Tak czy inaczej ostatnio odwrócilismy wynik o 180 stopni:
[u]Cracovia 2-1 Lech Poznań 3 kwietnia, 20:00[/u]
Michal Sipľak 45, Pelle van Amersfoort 56 - Mikael Ishak 28
-
-
A licznik bije
20 dni później
Ostatni gol zdobyty przez Polaka w meczu ligowym: Filip Piszczek (Zagłębie Lubin 28.02.2021), poprzednio też Piszczek (Raków 26.09.2020)
Ostatni gol zdobyty przez Polaka w wygranym meczu ligowym: Kamil Pestka (Raków 08.12.2019)
Ostatnie gole zdobyte przez dwóch Polaków w meczu ligowym: Janusz Gol, Kamil Pestka (Raków 08.12.2019)
Gol zdobyty przez Polaka daje tyle samo punktów co przez obcokrajowca. Owszem cieszę się z goli młodych Polaków, ale nie dajmy się zwariować.
Najbardziej się cieszę, że może na chwilę, eksperci z legia+ się od Cracovii od...walą.
488 dni później
Na zwycięstwo w meczu (ekstraklasowym), gdzie jako pierwsi tracimy bramkę, przyszło nam czekać 508 dni.

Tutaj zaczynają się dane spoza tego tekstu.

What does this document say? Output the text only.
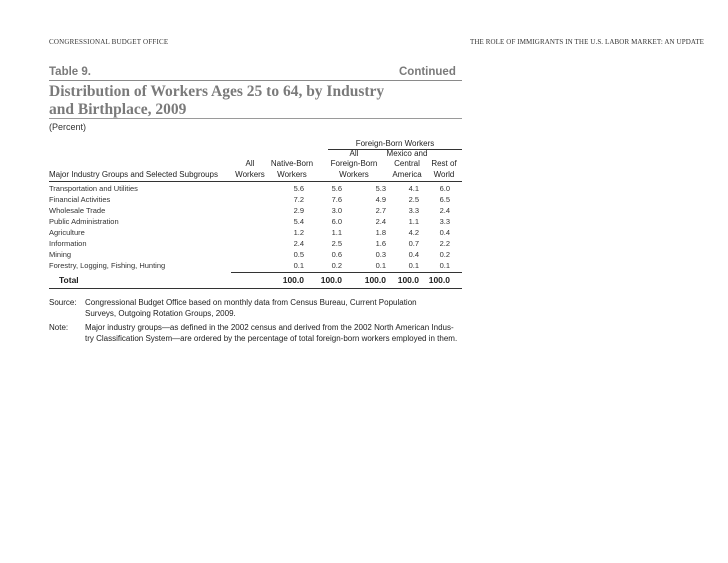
CONGRESSIONAL BUDGET OFFICE	THE ROLE OF IMMIGRANTS IN THE U.S. LABOR MARKET: AN UPDATE
Table 9.	Continued
Distribution of Workers Ages 25 to 64, by Industry and Birthplace, 2009
(Percent)
Foreign-Born Workers
Major Industry Groups and Selected Subgroups
All
Workers
Native-Born
Workers
All
Foreign-Born
Workers
Mexico and
Central
America
Rest of
World
Transportation and Utilities	5.6	5.6	5.3	4.1	6.0
Financial Activities	7.2	7.6	4.9	2.5	6.5
Wholesale Trade	2.9	3.0	2.7	3.3	2.4
Public Administration	5.4	6.0	2.4	1.1	3.3
Agriculture	1.2	1.1	1.8	4.2	0.4
Information	2.4	2.5	1.6	0.7	2.2
Mining	0.5	0.6	0.3	0.4	0.2
Forestry, Logging, Fishing, Hunting	0.1	0.2	0.1	0.1	0.1
Total	100.0 100.0	100.0 100.0 100.0
Source: Congressional Budget Office based on monthly data from Census Bureau, Current Population
Surveys, Outgoing Rotation Groups, 2009.
Note: Major industry groups—as defined in the 2002 census and derived from the 2002 North American Indus-
try Classification System—are ordered by the percentage of total foreign-born workers employed in them.
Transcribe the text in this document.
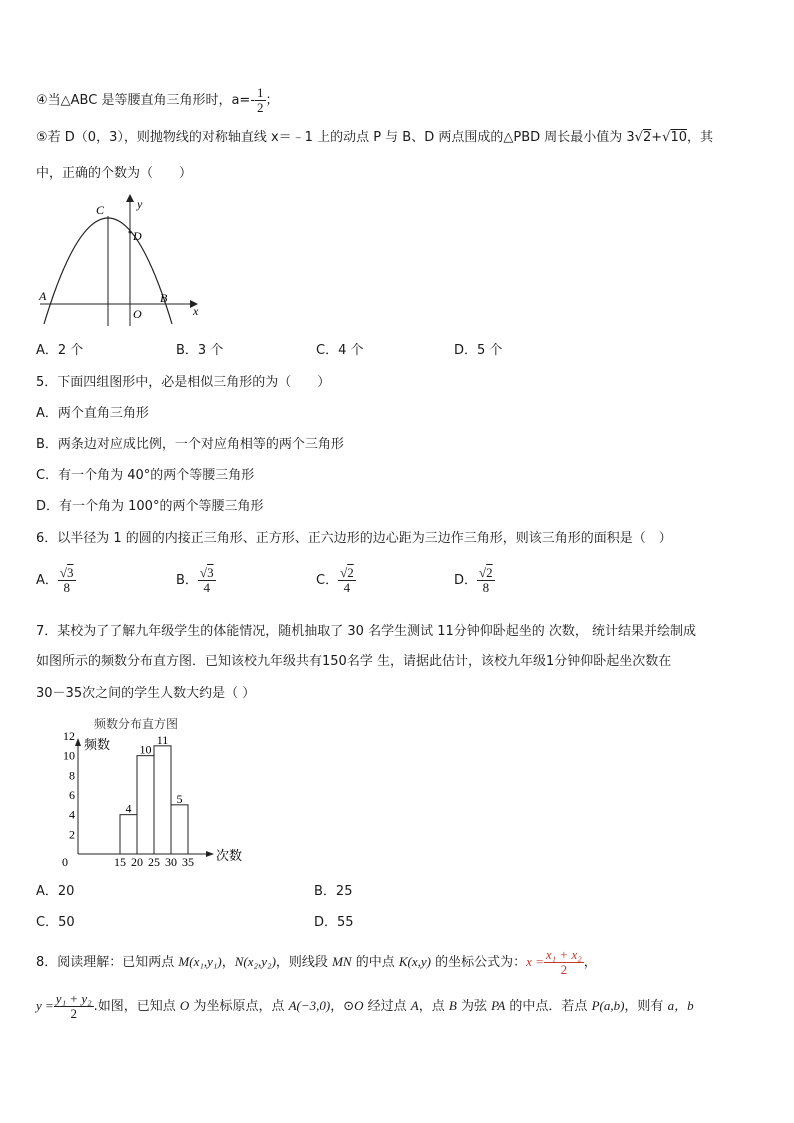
④当△ABC 是等腰直角三角形时，$a=- \frac{1}{2}$ ；
⑤若 D（0，3），则抛物线的对称轴直线 x＝﹣1 上的动点 P 与 B、D 两点围成的△PBD 周长最小值为 3√2+√10，其
中，正确的个数为（　　）
C
D
A	B
O	x
y
A．2 个	B．3 个	C．4 个	D．5 个
5．下面四组图形中，必是相似三角形的为（　　）
A．两个直角三角形
B．两条边对应成比例，一个对应角相等的两个三角形
C．有一个角为 40°的两个等腰三角形
D．有一个角为 100°的两个等腰三角形
6．以半径为 1 的圆的内接正三角形、正方形、正六边形的边心距为三边作三角形，则该三角形的面积是（　）
A． $\frac{√3}{8}$	B． $\frac{√3}{4}$	C． $\frac{√2}{4}$	D． $\frac{√2}{8}$
7．某校为了了解九年级学生的体能情况，随机抽取了 30 名学生测试 11分钟仰卧起坐的 次数， 统计结果并绘制成
如图所示的频数分布直方图．已知该校九年级共有150名学 生，请据此估计，该校九年级1分钟仰卧起坐次数在
30－35次之间的学生人数大约是（ ）
频数分布直方图
频数
次数
0
2
4
6
8
10
12
15 20 25 30 35
4
10
11
5
A．20	B．25
C．50	D．55
8．阅读理解：已知两点 M(x₁,y₁)，N(x₂,y₂)，则线段 MN 的中点 K(x,y) 的坐标公式为：$x = \frac{\text{x₁ + x₂}}{2}$ ，
$y = \frac{\text{y₁ + y₂}}{2}$ .如图，已知点 O 为坐标原点，点 A(−3,0)，⊙O 经过点 A，点 B 为弦 PA 的中点．若点 P(a,b)，则有 a，b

Poprzednie, to 4:2 z Piastem Gliwice 27.09.2021, jeszcze z ogrodnikiem na ławce.
421 dni później
Tym razem na odwrócenie losów spotkania, kiedy pierwsi straciliśmy bramkę musieliśmy czekać "tylko" 422 dni.
Drużynie z Zielińskim na ławce udało się to tylko raz - w meczu ze Stalą Mielec 17.02.2023.
Drużyna Kroczka zrobiła to za pierwszym razem.
I tak, gdyby nie czerwona kartka, gdyby Madejski nie obronił karnego, gdyby, gdyby, gdyby...
A kto bronił wygrać Cracovii mecz, gdy Śląsk grał w dziewiątkę?
Za pierwszego Zielińskiego był argument "przecież wygrywali tyle meczów, strzelając bramkę jako pierwsi" - zresztą wcale tych meczów nie było aż tak dużo.
Teraz się już to nie broniło.
131 dni później
Tym razem czekaliśmy tylko 132 dni (12 kolejek), żeby wygrać kolejny mecz, w którym jako pierwsi tracimy bramkę.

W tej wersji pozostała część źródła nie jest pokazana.